From PLoSOne, 12 October 2011
Murine Gammaretrovirus group G3 was not found in Swedish patients with Myalgic Encephalomyelitis/Chronic Fatigue Syndrome and Fibromyalgia
Amal Elfaitouri(1), Xingwu Shao(1,3), Johan Mattsson Ulfstedt(1), Shaman Muradrasoli(1), Agnes Bolin Wiener(1), Sultan Golbob(1), Christina Ohrmalm(1), Michael Matousek(2), Olof Zachrisson(2), Carl-Gerhard Gottfries(2), Jonas Blomberg(1,*)
1 Section of Clinical Virology, Department of Medical Sciences, University of Uppsala, Uppsala, Sweden,
2 Gottfries Clinic AB, Institute of Neuroscience and Physiology, University of Gothenburg, Gothenburg, Sweden
3 Deceased
Funding: This work was supported by ME Research UK (Charity number SC 036942), and the Irish ME Trust and stiftelsen Lars Hiertas minne (FO2010-0672). The funders had no role in study design, data collection and analysis, decision to publish, or preparation of the manuscript.
Abstract
Background
The recent report of gammaretroviruses of probable murine origin in humans, called xenotropic murine retrovirus related virus (XMRV) and human murine leukemia virus related virus (HMRV), necessitated a bioinformatic search for this virus in genomes of the mouse and other vertebrates, and by PCR in humans.
Results
Three major groups of murine endogenous gammaretroviruses were identified. The third group encompassed both exogenous and endogenous Murine Leukemia Viruses (MLVs), and most XMRV/HMRV sequences reported from patients suffering from myalgic encephalomyelitis/chronic fatigue syndrome (ME/CFS). Two sensitive real-time PCRs for this group were developed. The predicted and observed amplification range for these and three published XMRV/HMRV PCRs demonstrated conspicuous differences between some of them, partly explainable by a recombinatorial origin of XMRV.
Three reverse transcription real-time PCRs (RTQPCRs), directed against conserved and not overlapping stretches of env, gag and integrase (INT) sequences of XMRV/HMRV were used on human samples.
White blood cells from 78 patients suffering from ME/CFS, of which 30 patients also fulfilled the diagnostic criteria for fibromyalgia (ME/CFS/FM) and in 7 patients with fibromyalgia (FM) only, all from the Gothenburg area of Sweden. As controls we analyzed 168 sera from Uppsala blood donors. We controlled for presence and amplifiability of nucleic acid and for mouse DNA contamination. To score as positive, a sample had to react with several of the XMRV/HMRV PCRs. None of the samples gave PCR reactions which fulfilled the positivity criteria.
Conclusions
XMRV/HMRV like proviruses occur in the third murine gammaretrovirus group, characterized here. PCRs developed by us, and others, approximately cover this group, except for the INT RTQPCR, which is rather strictly XMRV specific. Using such PCRs, XMRV/HMRV could not be detected in PBMC and plasma samples from Swedish patients suffering from ME/CFS/FM, and in sera from Swedish blood donors.
The first problem with this paper is that there are no G3 patients.

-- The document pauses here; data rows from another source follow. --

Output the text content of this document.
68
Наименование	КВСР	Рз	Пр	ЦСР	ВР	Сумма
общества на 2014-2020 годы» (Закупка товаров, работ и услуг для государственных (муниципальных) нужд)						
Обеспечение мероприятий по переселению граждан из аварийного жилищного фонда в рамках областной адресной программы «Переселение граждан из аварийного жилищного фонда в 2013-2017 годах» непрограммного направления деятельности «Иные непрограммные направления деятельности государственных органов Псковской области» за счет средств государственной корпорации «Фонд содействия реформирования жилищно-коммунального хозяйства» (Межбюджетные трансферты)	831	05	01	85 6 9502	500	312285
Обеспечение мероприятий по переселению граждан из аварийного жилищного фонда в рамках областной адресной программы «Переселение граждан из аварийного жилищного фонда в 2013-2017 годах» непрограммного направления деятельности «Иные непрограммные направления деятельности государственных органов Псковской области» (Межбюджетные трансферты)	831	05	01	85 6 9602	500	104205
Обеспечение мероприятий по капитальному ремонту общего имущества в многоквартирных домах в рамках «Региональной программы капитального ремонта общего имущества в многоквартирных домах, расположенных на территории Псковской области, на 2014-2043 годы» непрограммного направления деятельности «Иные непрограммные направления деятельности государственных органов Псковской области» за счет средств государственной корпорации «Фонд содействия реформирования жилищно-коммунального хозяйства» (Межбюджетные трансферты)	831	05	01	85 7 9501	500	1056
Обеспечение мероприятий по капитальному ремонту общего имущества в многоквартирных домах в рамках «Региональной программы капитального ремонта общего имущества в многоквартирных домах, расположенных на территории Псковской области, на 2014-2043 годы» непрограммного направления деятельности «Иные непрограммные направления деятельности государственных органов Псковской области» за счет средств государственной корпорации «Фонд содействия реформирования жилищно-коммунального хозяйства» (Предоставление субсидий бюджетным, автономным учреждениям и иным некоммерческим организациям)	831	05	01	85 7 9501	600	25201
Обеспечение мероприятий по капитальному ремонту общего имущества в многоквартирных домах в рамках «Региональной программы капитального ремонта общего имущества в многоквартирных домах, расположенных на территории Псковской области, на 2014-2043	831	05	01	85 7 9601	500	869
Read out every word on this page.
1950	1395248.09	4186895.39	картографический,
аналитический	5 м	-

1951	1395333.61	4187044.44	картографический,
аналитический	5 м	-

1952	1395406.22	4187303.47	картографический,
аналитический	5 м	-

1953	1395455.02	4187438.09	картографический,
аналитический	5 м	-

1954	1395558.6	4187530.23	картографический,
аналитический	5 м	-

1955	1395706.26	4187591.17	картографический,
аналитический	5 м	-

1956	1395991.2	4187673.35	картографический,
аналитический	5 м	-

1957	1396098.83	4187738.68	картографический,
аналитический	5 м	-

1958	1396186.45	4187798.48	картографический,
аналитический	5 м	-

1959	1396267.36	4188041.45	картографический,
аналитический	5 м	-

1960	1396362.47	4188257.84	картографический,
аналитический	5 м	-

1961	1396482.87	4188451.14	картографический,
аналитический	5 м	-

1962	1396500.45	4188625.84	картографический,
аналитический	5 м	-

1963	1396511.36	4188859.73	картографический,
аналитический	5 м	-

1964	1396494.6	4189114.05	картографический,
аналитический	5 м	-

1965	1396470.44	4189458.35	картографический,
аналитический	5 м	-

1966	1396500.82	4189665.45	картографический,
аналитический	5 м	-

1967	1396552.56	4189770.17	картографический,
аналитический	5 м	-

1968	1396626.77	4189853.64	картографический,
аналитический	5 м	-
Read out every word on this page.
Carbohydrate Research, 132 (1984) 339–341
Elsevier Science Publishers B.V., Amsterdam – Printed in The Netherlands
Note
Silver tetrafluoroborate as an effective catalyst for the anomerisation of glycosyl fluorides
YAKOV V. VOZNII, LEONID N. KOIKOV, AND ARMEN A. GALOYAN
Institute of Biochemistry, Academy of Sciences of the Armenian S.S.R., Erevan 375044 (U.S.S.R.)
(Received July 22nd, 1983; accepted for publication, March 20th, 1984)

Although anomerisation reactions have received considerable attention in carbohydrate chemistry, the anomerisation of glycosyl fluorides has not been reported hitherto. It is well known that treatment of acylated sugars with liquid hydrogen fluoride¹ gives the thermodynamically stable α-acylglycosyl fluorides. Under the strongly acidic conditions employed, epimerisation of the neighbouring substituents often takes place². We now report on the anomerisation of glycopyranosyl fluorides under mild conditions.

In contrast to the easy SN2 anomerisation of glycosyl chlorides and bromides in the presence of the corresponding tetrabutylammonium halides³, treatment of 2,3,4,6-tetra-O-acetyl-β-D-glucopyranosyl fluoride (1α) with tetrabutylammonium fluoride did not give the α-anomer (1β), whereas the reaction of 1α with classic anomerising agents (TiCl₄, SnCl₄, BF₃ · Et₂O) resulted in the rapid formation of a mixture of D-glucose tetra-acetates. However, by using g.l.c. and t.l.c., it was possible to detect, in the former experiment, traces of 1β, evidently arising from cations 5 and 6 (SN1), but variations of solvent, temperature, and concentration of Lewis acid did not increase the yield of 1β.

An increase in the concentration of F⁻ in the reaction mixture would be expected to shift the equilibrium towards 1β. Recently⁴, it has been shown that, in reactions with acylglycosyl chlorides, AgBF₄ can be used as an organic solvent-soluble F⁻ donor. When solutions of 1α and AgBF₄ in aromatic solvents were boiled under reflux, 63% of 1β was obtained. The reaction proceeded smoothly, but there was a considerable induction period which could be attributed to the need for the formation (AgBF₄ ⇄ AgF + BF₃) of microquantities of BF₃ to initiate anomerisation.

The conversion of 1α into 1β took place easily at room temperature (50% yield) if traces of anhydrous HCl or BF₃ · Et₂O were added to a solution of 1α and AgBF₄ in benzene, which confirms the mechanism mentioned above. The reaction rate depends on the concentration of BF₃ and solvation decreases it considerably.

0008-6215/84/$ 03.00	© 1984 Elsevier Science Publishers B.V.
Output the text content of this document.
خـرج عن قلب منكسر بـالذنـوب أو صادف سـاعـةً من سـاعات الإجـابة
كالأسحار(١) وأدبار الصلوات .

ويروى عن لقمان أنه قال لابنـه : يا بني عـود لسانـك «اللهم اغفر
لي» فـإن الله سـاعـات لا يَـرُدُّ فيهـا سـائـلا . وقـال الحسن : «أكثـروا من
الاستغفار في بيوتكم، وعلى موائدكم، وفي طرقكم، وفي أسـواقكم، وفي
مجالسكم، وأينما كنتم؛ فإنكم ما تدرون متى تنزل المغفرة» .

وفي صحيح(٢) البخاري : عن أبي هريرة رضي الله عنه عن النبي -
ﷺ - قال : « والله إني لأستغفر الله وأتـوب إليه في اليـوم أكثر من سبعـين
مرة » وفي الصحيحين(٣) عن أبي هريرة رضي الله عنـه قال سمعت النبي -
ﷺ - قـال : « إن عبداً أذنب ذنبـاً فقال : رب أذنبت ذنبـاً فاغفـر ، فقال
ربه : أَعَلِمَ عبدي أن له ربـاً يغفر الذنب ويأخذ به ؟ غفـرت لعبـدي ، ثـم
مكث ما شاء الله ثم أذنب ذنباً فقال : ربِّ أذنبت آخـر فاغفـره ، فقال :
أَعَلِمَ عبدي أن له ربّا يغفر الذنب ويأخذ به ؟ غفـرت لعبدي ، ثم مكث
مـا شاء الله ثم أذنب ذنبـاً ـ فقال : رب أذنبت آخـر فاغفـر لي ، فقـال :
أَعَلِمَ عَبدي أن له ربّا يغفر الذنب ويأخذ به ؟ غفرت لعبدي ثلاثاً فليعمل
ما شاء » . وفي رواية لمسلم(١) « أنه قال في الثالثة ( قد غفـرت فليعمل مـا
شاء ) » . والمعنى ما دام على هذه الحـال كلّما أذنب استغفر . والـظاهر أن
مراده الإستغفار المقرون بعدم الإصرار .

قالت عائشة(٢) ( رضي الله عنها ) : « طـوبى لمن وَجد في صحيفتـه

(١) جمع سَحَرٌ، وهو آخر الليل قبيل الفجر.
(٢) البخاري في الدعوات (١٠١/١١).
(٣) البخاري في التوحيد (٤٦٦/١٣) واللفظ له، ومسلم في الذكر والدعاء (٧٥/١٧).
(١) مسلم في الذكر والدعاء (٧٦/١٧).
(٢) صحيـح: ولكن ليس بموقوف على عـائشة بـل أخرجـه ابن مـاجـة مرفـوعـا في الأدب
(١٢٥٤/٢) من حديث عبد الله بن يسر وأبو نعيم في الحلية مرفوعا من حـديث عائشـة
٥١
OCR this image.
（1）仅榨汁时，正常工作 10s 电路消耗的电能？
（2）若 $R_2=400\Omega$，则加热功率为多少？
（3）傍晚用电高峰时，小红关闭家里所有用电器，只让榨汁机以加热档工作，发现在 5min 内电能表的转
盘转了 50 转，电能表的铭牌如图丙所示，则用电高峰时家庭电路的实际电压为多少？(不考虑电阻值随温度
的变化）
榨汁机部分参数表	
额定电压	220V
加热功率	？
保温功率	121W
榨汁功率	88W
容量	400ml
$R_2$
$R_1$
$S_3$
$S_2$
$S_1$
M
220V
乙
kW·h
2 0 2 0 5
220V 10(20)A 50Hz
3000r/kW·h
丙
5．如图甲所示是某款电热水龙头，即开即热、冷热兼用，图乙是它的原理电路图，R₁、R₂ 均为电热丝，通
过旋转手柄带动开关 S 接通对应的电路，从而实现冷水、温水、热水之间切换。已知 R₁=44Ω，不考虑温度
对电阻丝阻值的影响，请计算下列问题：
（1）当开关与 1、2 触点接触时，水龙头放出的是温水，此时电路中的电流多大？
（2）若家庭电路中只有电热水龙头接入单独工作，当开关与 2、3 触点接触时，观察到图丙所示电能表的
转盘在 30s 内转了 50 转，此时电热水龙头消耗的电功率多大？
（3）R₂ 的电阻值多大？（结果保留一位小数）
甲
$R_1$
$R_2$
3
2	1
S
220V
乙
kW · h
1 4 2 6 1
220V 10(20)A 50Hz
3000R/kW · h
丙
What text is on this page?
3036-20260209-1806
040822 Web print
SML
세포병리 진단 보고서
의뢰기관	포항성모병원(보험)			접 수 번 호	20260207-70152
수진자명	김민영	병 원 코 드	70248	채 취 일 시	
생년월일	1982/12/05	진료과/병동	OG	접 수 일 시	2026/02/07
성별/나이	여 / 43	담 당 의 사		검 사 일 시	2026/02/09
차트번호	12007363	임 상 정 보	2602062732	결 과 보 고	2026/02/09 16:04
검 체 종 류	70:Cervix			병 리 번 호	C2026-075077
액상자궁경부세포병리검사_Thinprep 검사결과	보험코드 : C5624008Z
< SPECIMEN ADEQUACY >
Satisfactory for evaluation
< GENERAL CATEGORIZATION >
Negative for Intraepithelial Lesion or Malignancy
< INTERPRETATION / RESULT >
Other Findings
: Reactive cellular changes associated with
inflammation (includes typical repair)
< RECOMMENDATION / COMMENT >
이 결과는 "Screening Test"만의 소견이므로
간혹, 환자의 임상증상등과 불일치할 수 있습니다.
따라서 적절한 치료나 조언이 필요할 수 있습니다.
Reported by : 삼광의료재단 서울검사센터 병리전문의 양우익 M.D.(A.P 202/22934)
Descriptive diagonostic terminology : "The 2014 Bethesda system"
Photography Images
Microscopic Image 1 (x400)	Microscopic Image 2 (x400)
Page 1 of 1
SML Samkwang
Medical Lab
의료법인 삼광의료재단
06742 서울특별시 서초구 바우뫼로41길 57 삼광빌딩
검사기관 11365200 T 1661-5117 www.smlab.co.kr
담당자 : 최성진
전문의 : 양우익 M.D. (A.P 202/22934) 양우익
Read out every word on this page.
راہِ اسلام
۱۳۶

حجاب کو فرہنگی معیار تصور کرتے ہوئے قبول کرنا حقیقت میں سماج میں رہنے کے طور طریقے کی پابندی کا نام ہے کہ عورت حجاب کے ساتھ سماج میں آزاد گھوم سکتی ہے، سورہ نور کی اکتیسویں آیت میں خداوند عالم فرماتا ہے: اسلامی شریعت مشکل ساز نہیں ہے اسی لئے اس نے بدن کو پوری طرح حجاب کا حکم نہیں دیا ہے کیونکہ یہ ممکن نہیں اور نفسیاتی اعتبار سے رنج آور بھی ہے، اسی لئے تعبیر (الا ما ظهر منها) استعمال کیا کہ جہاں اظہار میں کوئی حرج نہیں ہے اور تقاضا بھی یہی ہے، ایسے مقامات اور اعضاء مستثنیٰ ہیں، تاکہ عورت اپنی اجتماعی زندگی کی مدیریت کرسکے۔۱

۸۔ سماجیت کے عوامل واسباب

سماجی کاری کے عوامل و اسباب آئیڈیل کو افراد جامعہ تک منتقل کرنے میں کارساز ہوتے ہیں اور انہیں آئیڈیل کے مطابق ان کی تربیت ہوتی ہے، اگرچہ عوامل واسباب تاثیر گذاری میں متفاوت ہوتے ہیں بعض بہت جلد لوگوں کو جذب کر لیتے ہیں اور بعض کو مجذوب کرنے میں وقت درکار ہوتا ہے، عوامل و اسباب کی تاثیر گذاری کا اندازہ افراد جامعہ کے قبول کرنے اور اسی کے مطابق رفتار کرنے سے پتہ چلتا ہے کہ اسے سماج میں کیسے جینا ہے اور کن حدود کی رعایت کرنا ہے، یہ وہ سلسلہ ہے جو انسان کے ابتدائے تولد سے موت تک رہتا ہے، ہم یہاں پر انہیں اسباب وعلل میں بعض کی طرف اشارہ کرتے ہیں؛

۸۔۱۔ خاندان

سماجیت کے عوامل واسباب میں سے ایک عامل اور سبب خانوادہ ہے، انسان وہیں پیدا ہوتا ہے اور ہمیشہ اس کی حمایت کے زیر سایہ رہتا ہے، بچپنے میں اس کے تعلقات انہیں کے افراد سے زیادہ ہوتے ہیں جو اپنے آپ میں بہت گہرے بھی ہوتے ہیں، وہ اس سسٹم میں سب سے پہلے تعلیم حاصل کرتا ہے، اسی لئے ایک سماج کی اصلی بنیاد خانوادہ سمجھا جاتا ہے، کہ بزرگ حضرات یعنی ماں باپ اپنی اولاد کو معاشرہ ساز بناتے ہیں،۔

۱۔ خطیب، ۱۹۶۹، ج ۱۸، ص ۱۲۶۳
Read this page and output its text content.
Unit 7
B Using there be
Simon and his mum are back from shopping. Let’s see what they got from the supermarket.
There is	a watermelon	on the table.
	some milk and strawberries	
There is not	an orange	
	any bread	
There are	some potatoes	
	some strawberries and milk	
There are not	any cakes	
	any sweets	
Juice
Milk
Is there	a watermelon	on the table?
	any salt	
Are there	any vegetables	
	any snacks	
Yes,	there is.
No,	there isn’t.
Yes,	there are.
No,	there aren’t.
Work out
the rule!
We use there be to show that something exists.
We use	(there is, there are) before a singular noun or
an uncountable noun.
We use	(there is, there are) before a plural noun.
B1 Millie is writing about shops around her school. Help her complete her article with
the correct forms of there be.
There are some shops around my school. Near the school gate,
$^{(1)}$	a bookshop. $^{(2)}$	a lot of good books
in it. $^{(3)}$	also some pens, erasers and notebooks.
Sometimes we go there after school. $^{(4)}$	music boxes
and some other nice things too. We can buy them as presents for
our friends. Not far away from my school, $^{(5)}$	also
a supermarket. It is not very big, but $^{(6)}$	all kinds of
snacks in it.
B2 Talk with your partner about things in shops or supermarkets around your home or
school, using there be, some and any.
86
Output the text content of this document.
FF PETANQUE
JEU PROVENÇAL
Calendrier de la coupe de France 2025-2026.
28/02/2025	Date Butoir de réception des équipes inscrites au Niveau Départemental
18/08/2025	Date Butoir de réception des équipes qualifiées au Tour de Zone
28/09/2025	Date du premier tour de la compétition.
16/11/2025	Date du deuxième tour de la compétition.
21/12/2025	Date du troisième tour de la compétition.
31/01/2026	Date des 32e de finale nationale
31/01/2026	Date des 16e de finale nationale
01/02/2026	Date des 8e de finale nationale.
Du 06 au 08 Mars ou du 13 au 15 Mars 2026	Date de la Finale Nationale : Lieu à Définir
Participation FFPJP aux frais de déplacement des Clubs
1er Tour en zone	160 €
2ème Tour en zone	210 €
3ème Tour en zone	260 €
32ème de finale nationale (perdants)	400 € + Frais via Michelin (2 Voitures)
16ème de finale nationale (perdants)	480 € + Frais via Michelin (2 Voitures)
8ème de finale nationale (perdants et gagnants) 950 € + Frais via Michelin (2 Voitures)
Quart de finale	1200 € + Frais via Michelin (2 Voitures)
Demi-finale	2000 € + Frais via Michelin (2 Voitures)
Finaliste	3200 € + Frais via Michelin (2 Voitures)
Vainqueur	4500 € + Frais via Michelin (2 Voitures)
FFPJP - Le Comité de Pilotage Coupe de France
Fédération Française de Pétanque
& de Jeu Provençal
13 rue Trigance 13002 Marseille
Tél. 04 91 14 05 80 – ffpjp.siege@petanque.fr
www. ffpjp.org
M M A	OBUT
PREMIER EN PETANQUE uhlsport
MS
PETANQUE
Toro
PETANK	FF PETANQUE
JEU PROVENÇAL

The second is that although clinically positive gag sequences were sent to the researcher by Mikovits, Blomberg chose to test those gag sequences with Int primers!
The assays then used to test the other patients were designed to find mouse endogenous viruses, not HGRVs!
So none of the assays were validated analytically or diagnostically.
It is therefore another paper that is invalidated along with every paper using VP62 clone that has never been found in the wild. Those papers have no relationship to HGRV science.